It takes very little time for horror-thriller The Kindred, directed by Jamie Patterson, to jumpstart your nerves. Within the first few minutes, we witness Helen (April Pearson) darting out of a highrise into the street, looking up at a jumper. However, before she can register more than a scream, Helen is struck by a passing motorist. As sudden as that scene is, it is not indicative of the overall style.
From there, The Kindred takes its sweet time following Helen, one year later, waking from her coma and trying to piece together the moments in her life that led up to the accident and fill in the year she’s lost. For one, it was her father who leaped off the building in front of her. Secondly, Helen was pregnant when she was struck. Miraculously, the daughter survived and has been cared for by Helen’s husband, Greg (Blake Harrison).
That’s a hell of a lot to handle while trying to also regain control of your atrophied muscles. As such, it’s easy to excuse Helen if she does not immediately bond with her little girl. Her maternal connection is further hampered by recurring visions of shadowy children populating their home. While Greg attempts to provide love and patience, he seems to fall short in getting Helen the additional psychological support she so desperately needs, leaving her to navigate this new reality on her own for the most part.

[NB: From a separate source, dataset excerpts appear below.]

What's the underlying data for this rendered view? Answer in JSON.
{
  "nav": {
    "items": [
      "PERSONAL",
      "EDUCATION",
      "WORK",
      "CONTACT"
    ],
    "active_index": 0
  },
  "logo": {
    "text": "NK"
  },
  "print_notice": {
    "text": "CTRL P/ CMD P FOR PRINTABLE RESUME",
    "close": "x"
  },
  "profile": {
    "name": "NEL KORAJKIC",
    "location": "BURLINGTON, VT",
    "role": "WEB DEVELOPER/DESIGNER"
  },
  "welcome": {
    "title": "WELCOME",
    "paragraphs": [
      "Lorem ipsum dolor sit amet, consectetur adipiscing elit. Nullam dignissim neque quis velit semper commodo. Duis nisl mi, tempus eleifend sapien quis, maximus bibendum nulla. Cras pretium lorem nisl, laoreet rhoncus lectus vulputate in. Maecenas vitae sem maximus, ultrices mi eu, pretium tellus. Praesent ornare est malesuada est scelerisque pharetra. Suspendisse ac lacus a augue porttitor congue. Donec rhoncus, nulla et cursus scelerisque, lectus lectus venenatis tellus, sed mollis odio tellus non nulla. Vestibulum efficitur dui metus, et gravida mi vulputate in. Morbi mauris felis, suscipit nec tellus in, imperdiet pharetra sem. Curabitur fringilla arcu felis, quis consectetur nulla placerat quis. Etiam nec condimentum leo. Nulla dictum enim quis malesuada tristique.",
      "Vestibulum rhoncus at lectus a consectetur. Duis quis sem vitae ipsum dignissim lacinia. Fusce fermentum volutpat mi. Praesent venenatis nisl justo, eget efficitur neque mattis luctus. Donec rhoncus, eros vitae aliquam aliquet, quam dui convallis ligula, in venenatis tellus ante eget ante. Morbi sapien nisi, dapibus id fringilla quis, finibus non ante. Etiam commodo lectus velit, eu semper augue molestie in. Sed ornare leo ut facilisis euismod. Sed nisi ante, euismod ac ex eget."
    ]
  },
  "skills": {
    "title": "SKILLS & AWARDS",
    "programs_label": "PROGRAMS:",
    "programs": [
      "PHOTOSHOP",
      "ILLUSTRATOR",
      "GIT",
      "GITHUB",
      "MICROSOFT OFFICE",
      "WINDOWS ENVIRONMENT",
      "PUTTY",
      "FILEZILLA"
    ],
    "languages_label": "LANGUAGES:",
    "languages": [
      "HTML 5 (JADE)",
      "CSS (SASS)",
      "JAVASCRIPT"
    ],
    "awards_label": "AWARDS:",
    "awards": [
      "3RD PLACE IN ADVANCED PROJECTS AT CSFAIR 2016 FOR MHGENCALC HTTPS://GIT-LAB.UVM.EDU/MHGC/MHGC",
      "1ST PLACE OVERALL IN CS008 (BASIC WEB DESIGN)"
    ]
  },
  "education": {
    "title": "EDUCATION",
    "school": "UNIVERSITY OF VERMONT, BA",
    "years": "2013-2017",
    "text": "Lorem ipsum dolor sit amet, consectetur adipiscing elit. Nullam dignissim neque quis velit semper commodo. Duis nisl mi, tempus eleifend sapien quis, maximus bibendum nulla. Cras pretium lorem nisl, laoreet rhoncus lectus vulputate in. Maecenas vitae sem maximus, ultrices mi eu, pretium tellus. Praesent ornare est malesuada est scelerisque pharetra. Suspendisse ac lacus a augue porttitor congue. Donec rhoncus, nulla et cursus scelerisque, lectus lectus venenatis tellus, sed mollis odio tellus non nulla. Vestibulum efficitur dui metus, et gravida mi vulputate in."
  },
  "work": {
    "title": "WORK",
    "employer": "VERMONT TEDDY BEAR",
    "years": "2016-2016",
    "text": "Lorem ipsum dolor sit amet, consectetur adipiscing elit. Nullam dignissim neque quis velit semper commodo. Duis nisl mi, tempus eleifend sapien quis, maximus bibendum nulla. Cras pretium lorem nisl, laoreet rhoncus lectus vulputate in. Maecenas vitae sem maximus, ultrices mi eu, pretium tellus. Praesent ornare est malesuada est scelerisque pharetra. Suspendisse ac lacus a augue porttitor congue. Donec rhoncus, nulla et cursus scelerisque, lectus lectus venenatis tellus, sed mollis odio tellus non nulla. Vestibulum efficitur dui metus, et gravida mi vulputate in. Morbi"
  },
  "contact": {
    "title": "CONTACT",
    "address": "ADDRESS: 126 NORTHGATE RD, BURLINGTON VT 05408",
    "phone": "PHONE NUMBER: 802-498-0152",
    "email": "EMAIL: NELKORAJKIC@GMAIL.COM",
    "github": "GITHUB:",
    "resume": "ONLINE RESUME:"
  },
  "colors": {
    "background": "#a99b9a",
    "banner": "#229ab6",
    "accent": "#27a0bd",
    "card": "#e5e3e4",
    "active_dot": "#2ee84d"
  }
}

As she pokes and prods through her familial past, Helen stumbles across Frank (James Cosmo), an elderly friend of her father’s who seems to know more about her history than he initially lets on. She also encounters Father Monroe (90s mainstay Patrick Bergin) and Detective Shepherd (Robbie Gee), who is still trying to knot up the cause of her father’s suicide.
“…recurring visions of shadowy children populating their home.”
Helen’s search for answers leads The Kindred away from its initial horrors into more of a procedural mystery with flirtation in the supernatural. Helen even calls in a “paranormal investigation” at one point. Yet, despite the multitude of frayed threads, the script by Christian J. Hearn never feels as though it’s juggling more than it can handle and settles into a slow, steady march forward for answers.
All of this is helped by having Pearson as our guide. It’s a complicated role requiring her to convey post-partum depression, her agnosticism confronted by the supernatural, and reckoning with her own familial identity. It would be easy to navigate the role into histrionics, but the actor pares it back to its moral essence, helping keep viewers centered and focused as her world is perpetually rattled.
The Kindred could afford to lose the apparitional appearances, as they seem to have wandered in from another set and don’t directly enhance the narrative. Instead, they feel more like J-Horror jump-scares than a natural extension of Helen’s psyche. But, Patterson and Hearn stay focused on the main story, which is more than strong enough to carry viewers across the finish line.
Despite its plot-thick propensities, The Kindred remains a superior British thriller that unfolds with a deliberate, measured pace leading its audience through an engaging mystery with a deeply human core.
"…an engaging mystery with a deeply human core."